Do you cover your PBC with the rods in their holes? I did this at first and also found the cover tight then I switched to storing the rods in the barrel and the cover fits much better now.

I put the rods in the barrel. The cover fits fine on mine, a bit tight but I like it that way.

Stlsportster
09-07-2016, 11:05 PM
"I purchased the fitted cover and while it covers the entire smoker it is a bit tight and I have to wrangle it to get it over the horseshoe handles on the side. I wish it was a bit looser."

Do you cover your PBC with the rods in their holes? I did this at first and also found the cover tight then I switched to storing the rods in the barrel and the cover fits much better now.

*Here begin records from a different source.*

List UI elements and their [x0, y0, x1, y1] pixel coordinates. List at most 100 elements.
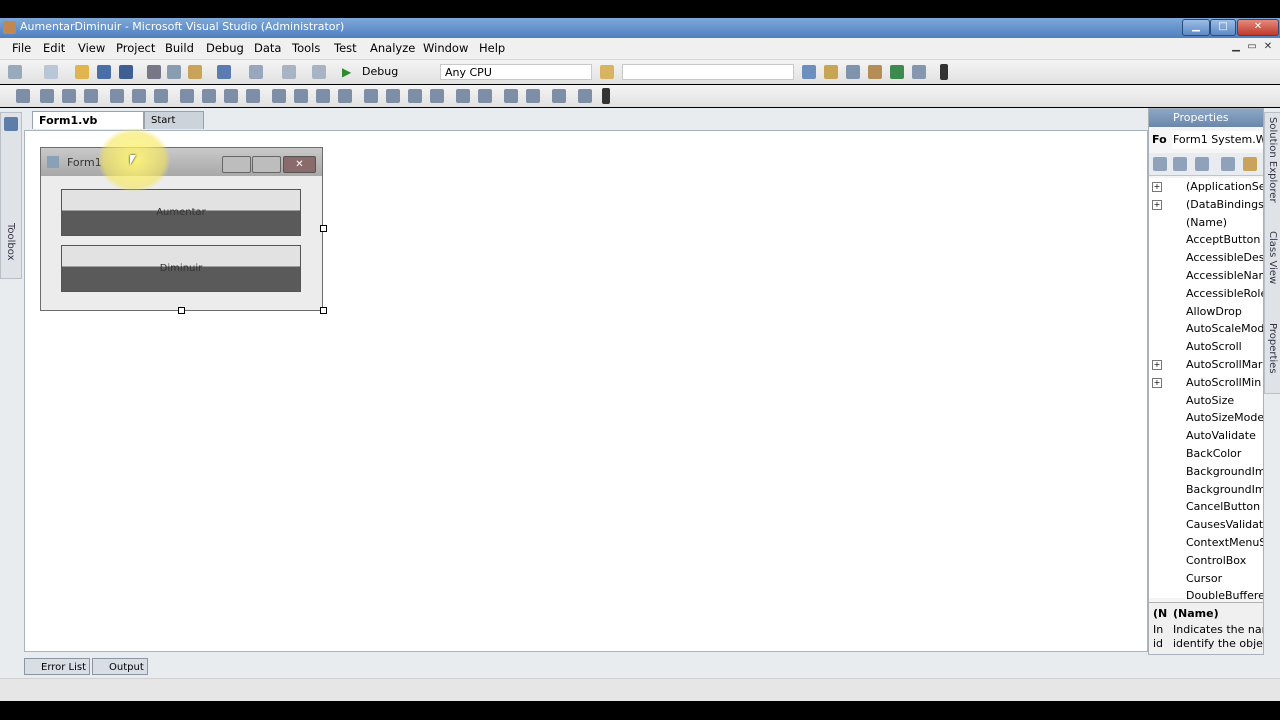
make-same-height-icon[interactable]	[224, 89, 238, 103]
decrease-horizontal-spacing-icon[interactable]	[316, 89, 330, 103]
mdi-restore-icon[interactable]: ▭	[1245, 41, 1259, 54]
remove-vertical-spacing-icon[interactable]	[430, 89, 444, 103]
property-row[interactable]: AccessibleNam	[1149, 267, 1263, 285]
menu-test[interactable]: Test	[334, 41, 357, 55]
find-combo[interactable]	[622, 64, 794, 80]
increase-vertical-spacing-icon[interactable]	[386, 89, 400, 103]
start-debugging-icon[interactable]: ▶	[342, 65, 356, 79]
menu-file[interactable]: File	[12, 41, 31, 55]
menu-help[interactable]: Help	[479, 41, 505, 55]
resize-handle-right[interactable]	[320, 225, 327, 232]
property-row[interactable]: AutoSize	[1149, 392, 1263, 410]
align-centers-icon[interactable]	[62, 89, 76, 103]
maximize-button[interactable]: □	[1210, 19, 1236, 36]
bring-to-front-icon[interactable]	[504, 89, 518, 103]
increase-horizontal-spacing-icon[interactable]	[294, 89, 308, 103]
undo-icon[interactable]	[217, 65, 231, 79]
menu-window[interactable]: Window	[423, 41, 468, 55]
property-row[interactable]: AccessibleRole	[1149, 285, 1263, 303]
horizontal-spacing-equal-icon[interactable]	[272, 89, 286, 103]
diminuir-button[interactable]: Diminuir	[61, 245, 301, 292]
navigate-backward-icon[interactable]	[282, 65, 296, 79]
solution-platform-select[interactable]: Any CPU	[440, 64, 592, 80]
mdi-minimize-icon[interactable]: ▁	[1229, 41, 1243, 54]
menu-tools[interactable]: Tools	[292, 41, 320, 55]
tab-class-view[interactable]: Class View	[1267, 231, 1278, 284]
cut-icon[interactable]	[147, 65, 161, 79]
toolbar-options-icon[interactable]	[940, 64, 948, 80]
alphabetical-icon[interactable]	[1173, 157, 1187, 171]
sort-az-icon[interactable]	[1195, 157, 1209, 171]
open-file-icon[interactable]	[75, 65, 89, 79]
minimize-button[interactable]: ▁	[1182, 19, 1210, 36]
menu-project[interactable]: Project	[116, 41, 155, 55]
decrease-vertical-spacing-icon[interactable]	[408, 89, 422, 103]
size-to-grid-icon[interactable]	[202, 89, 216, 103]
tab-form1-design[interactable]: Form1.vb [Design]*	[32, 111, 144, 145]
center-horizontally-icon[interactable]	[456, 89, 470, 103]
server-explorer-icon[interactable]	[4, 117, 18, 131]
tab-error-list[interactable]: Error List	[24, 658, 90, 675]
object-browser-icon[interactable]	[846, 65, 860, 79]
close-button[interactable]: ✕	[1237, 19, 1279, 36]
property-row[interactable]: BackgroundIm	[1149, 481, 1263, 499]
toolbox-icon[interactable]	[868, 65, 882, 79]
paste-icon[interactable]	[188, 65, 202, 79]
vertical-spacing-equal-icon[interactable]	[364, 89, 378, 103]
property-row[interactable]: AcceptButton	[1149, 231, 1263, 249]
events-icon[interactable]	[1243, 157, 1257, 171]
property-row[interactable]: AutoSizeMode	[1149, 409, 1263, 427]
navigate-forward-icon[interactable]	[312, 65, 326, 79]
menu-analyze[interactable]: Analyze	[370, 41, 415, 55]
align-rights-icon[interactable]	[84, 89, 98, 103]
redo-icon[interactable]	[249, 65, 263, 79]
expand-icon[interactable]: +	[1152, 360, 1162, 370]
copy-icon[interactable]	[167, 65, 181, 79]
property-row[interactable]: (Name)	[1149, 214, 1263, 232]
property-row[interactable]: AutoValidate	[1149, 427, 1263, 445]
menu-debug[interactable]: Debug	[206, 41, 244, 55]
tab-properties[interactable]: Properties	[1267, 323, 1278, 374]
aumentar-button[interactable]: Aumentar	[61, 189, 301, 236]
categorized-icon[interactable]	[1153, 157, 1167, 171]
align-middles-icon[interactable]	[132, 89, 146, 103]
property-row[interactable]: ContextMenuS	[1149, 534, 1263, 552]
property-row[interactable]: AllowDrop	[1149, 303, 1263, 321]
property-row[interactable]: + AutoScrollMar	[1149, 356, 1263, 374]
center-vertically-icon[interactable]	[478, 89, 492, 103]
tab-solution-explorer[interactable]: Solution Explorer	[1267, 117, 1278, 203]
property-row[interactable]: CancelButton	[1149, 498, 1263, 516]
menu-data[interactable]: Data	[254, 41, 281, 55]
align-lefts-icon[interactable]	[40, 89, 54, 103]
align-tops-icon[interactable]	[110, 89, 124, 103]
property-row[interactable]: AccessibleDesc	[1149, 249, 1263, 267]
toolbox-strip[interactable]: Toolbox	[0, 112, 22, 279]
form1-window[interactable]: Form1 ✕ Aumentar Diminuir	[40, 147, 323, 311]
property-row[interactable]: + (DataBindings)	[1149, 196, 1263, 214]
resize-handle-bottom[interactable]	[178, 307, 185, 314]
properties-window-icon[interactable]	[824, 65, 838, 79]
tab-output[interactable]: Output	[92, 658, 148, 675]
solution-explorer-icon[interactable]	[802, 65, 816, 79]
expand-icon[interactable]: +	[1152, 377, 1162, 388]
object-selector[interactable]: Form1 System.W	[1172, 131, 1263, 149]
tab-order-icon[interactable]	[552, 89, 566, 103]
save-all-icon[interactable]	[119, 65, 133, 79]
send-to-back-icon[interactable]	[526, 89, 540, 103]
make-same-size-icon[interactable]	[246, 89, 260, 103]
save-icon[interactable]	[97, 65, 111, 79]
solution-configuration-select[interactable]: Debug	[358, 64, 426, 80]
expand-icon[interactable]: +	[1152, 199, 1162, 210]
menu-view[interactable]: View	[78, 41, 105, 55]
property-row[interactable]: Cursor	[1149, 570, 1263, 588]
menu-edit[interactable]: Edit	[43, 41, 65, 55]
start-page-icon[interactable]	[890, 65, 904, 79]
property-row[interactable]: BackgroundIm	[1149, 463, 1263, 481]
more-windows-icon[interactable]	[912, 65, 926, 79]
property-row[interactable]: + (ApplicationSe	[1149, 178, 1263, 196]
remove-horizontal-spacing-icon[interactable]	[338, 89, 352, 103]
properties-view-icon[interactable]	[1221, 157, 1235, 171]
menu-build[interactable]: Build	[165, 41, 194, 55]
align-to-grid-icon[interactable]	[16, 89, 30, 103]
align-bottoms-icon[interactable]	[154, 89, 168, 103]
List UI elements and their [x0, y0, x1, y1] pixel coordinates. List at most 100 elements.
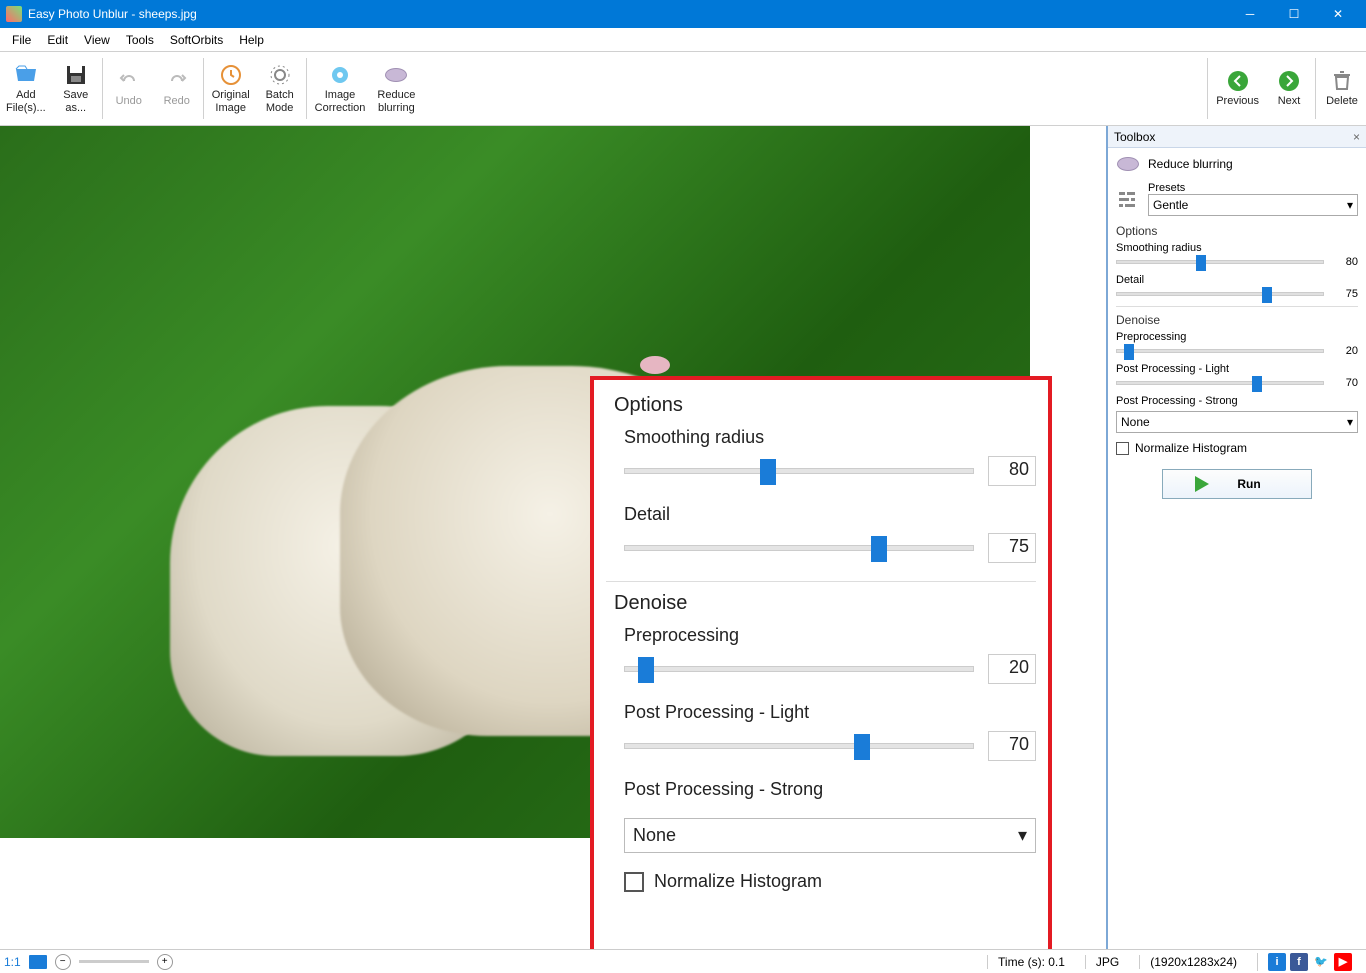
tb-preproc-slider[interactable] [1116, 349, 1324, 353]
redo-button[interactable]: Redo [153, 52, 201, 125]
detail-slider[interactable] [624, 545, 974, 551]
zoom-ratio[interactable]: 1:1 [4, 955, 21, 969]
chevron-down-icon: ▾ [1347, 415, 1353, 429]
tb-preproc-value: 20 [1330, 345, 1358, 357]
youtube-icon[interactable]: ▶ [1334, 953, 1352, 971]
batch-mode-button[interactable]: Batch Mode [256, 52, 304, 125]
blur-icon [384, 63, 408, 87]
tb-smoothing-value: 80 [1330, 256, 1358, 268]
tb-detail-slider[interactable] [1116, 292, 1324, 296]
blur-icon [1116, 154, 1140, 174]
clock-revert-icon [219, 63, 243, 87]
canvas-area[interactable]: Options Smoothing radius 80 Detail 75 De… [0, 126, 1106, 949]
app-icon [6, 6, 22, 22]
toolbox-mode-label: Reduce blurring [1148, 157, 1233, 171]
post-light-label: Post Processing - Light [624, 702, 1036, 723]
chevron-down-icon: ▾ [1347, 198, 1353, 212]
image-correction-button[interactable]: Image Correction [309, 52, 372, 125]
zoom-slider[interactable] [79, 960, 149, 963]
post-light-slider[interactable] [624, 743, 974, 749]
window-title: Easy Photo Unblur - sheeps.jpg [28, 7, 1228, 21]
detail-label: Detail [624, 504, 1036, 525]
toolbox-title: Toolbox [1114, 130, 1353, 144]
normalize-histogram-checkbox[interactable] [624, 872, 644, 892]
maximize-button[interactable]: ☐ [1272, 0, 1316, 28]
toolbar: Add File(s)... Save as... Undo Redo Orig… [0, 52, 1366, 126]
tb-detail-label: Detail [1116, 274, 1358, 286]
detail-value[interactable]: 75 [988, 533, 1036, 563]
options-popup: Options Smoothing radius 80 Detail 75 De… [590, 376, 1052, 949]
tb-smoothing-slider[interactable] [1116, 260, 1324, 264]
tb-denoise-label: Denoise [1116, 313, 1358, 327]
run-button[interactable]: Run [1162, 469, 1312, 499]
facebook-icon[interactable]: f [1290, 953, 1308, 971]
status-format: JPG [1085, 955, 1129, 969]
zoom-out-button[interactable]: − [55, 954, 71, 970]
folder-open-icon [14, 63, 38, 87]
title-bar: Easy Photo Unblur - sheeps.jpg ─ ☐ ✕ [0, 0, 1366, 28]
next-button[interactable]: Next [1265, 52, 1313, 125]
tb-detail-value: 75 [1330, 288, 1358, 300]
smoothing-radius-label: Smoothing radius [624, 427, 1036, 448]
delete-button[interactable]: Delete [1318, 52, 1366, 125]
preprocessing-label: Preprocessing [624, 625, 1036, 646]
options-title: Options [614, 394, 1036, 417]
arrow-left-icon [1226, 69, 1250, 93]
tb-postlight-slider[interactable] [1116, 381, 1324, 385]
tb-normalize-label: Normalize Histogram [1135, 441, 1247, 455]
preprocessing-slider[interactable] [624, 666, 974, 672]
info-icon[interactable]: i [1268, 953, 1286, 971]
sparkle-icon [328, 63, 352, 87]
menu-help[interactable]: Help [231, 31, 272, 49]
toolbox-panel: Toolbox × Reduce blurring Presets Gentle… [1106, 126, 1366, 949]
menu-file[interactable]: File [4, 31, 39, 49]
save-icon [64, 63, 88, 87]
original-image-button[interactable]: Original Image [206, 52, 256, 125]
fit-window-icon[interactable] [29, 955, 47, 969]
presets-label: Presets [1148, 182, 1358, 194]
tb-poststrong-label: Post Processing - Strong [1116, 395, 1358, 407]
status-time: Time (s): 0.1 [987, 955, 1075, 969]
smoothing-radius-value[interactable]: 80 [988, 456, 1036, 486]
trash-icon [1330, 69, 1354, 93]
denoise-title: Denoise [614, 592, 1036, 615]
undo-button[interactable]: Undo [105, 52, 153, 125]
presets-icon [1116, 189, 1140, 209]
tb-postlight-value: 70 [1330, 377, 1358, 389]
add-files-button[interactable]: Add File(s)... [0, 52, 52, 125]
chevron-down-icon: ▾ [1018, 825, 1027, 846]
arrow-right-icon [1277, 69, 1301, 93]
tb-normalize-checkbox[interactable] [1116, 442, 1129, 455]
smoothing-radius-slider[interactable] [624, 468, 974, 474]
tb-options-label: Options [1116, 224, 1358, 238]
menu-view[interactable]: View [76, 31, 118, 49]
gear-icon [268, 63, 292, 87]
run-arrow-icon [1195, 476, 1209, 492]
tb-preproc-label: Preprocessing [1116, 331, 1358, 343]
menu-bar: File Edit View Tools SoftOrbits Help [0, 28, 1366, 52]
undo-icon [117, 69, 141, 93]
tb-poststrong-select[interactable]: None ▾ [1116, 411, 1358, 433]
zoom-in-button[interactable]: + [157, 954, 173, 970]
menu-softorbits[interactable]: SoftOrbits [162, 31, 231, 49]
tb-postlight-label: Post Processing - Light [1116, 363, 1358, 375]
twitter-icon[interactable]: 🐦 [1312, 953, 1330, 971]
preprocessing-value[interactable]: 20 [988, 654, 1036, 684]
tb-smoothing-label: Smoothing radius [1116, 242, 1358, 254]
toolbox-close-button[interactable]: × [1353, 130, 1360, 144]
post-strong-label: Post Processing - Strong [624, 779, 1036, 800]
post-light-value[interactable]: 70 [988, 731, 1036, 761]
minimize-button[interactable]: ─ [1228, 0, 1272, 28]
presets-select[interactable]: Gentle ▾ [1148, 194, 1358, 216]
status-bar: 1:1 − + Time (s): 0.1 JPG (1920x1283x24)… [0, 949, 1366, 973]
normalize-histogram-label: Normalize Histogram [654, 871, 822, 892]
save-as-button[interactable]: Save as... [52, 52, 100, 125]
status-dimensions: (1920x1283x24) [1139, 955, 1247, 969]
previous-button[interactable]: Previous [1210, 52, 1265, 125]
reduce-blurring-button[interactable]: Reduce blurring [371, 52, 421, 125]
close-button[interactable]: ✕ [1316, 0, 1360, 28]
post-strong-select[interactable]: None ▾ [624, 818, 1036, 853]
redo-icon [165, 69, 189, 93]
menu-edit[interactable]: Edit [39, 31, 76, 49]
menu-tools[interactable]: Tools [118, 31, 162, 49]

I've been laying the rods on the pavers under the PBC.

Regular Guy
09-08-2016, 07:15 PM
I had a PBC for a little while. I liked the novelty of hanging the meat to cook it. I made some decent meals on it. I used it about 6 times or so. To me, the overpowering taste of charcoal was a turnoff. I love the story behind the cooker itself and hope that they continue to make them and are successful against the jerks that stole their ideas. Love the fact that he started off small and it has caught on. I am rooting for them. With that said, the PBC wasn't for me. I did learn to put just a half basket of coals all on one side and hang chicken on the opposite side to get true indirect cooking. This eliminated the chicken fat from dripping into the coals making bad smoke. Chicken was much better after that. I never did achieve true crispy skin and that was THE main reason I bought a PBC.

TedW
09-08-2016, 07:19 PM
http://www.bbq-brethren.com/forum/showthread.php?t=231293 For chicken, consider a modification to a 007. That's what I'm doing in pursuit on the perfect chix

Bob C Cue
09-08-2016, 11:31 PM
Never had a problem getting crispy skin. Just crack the lid for a last 30 minutes or so of the cook.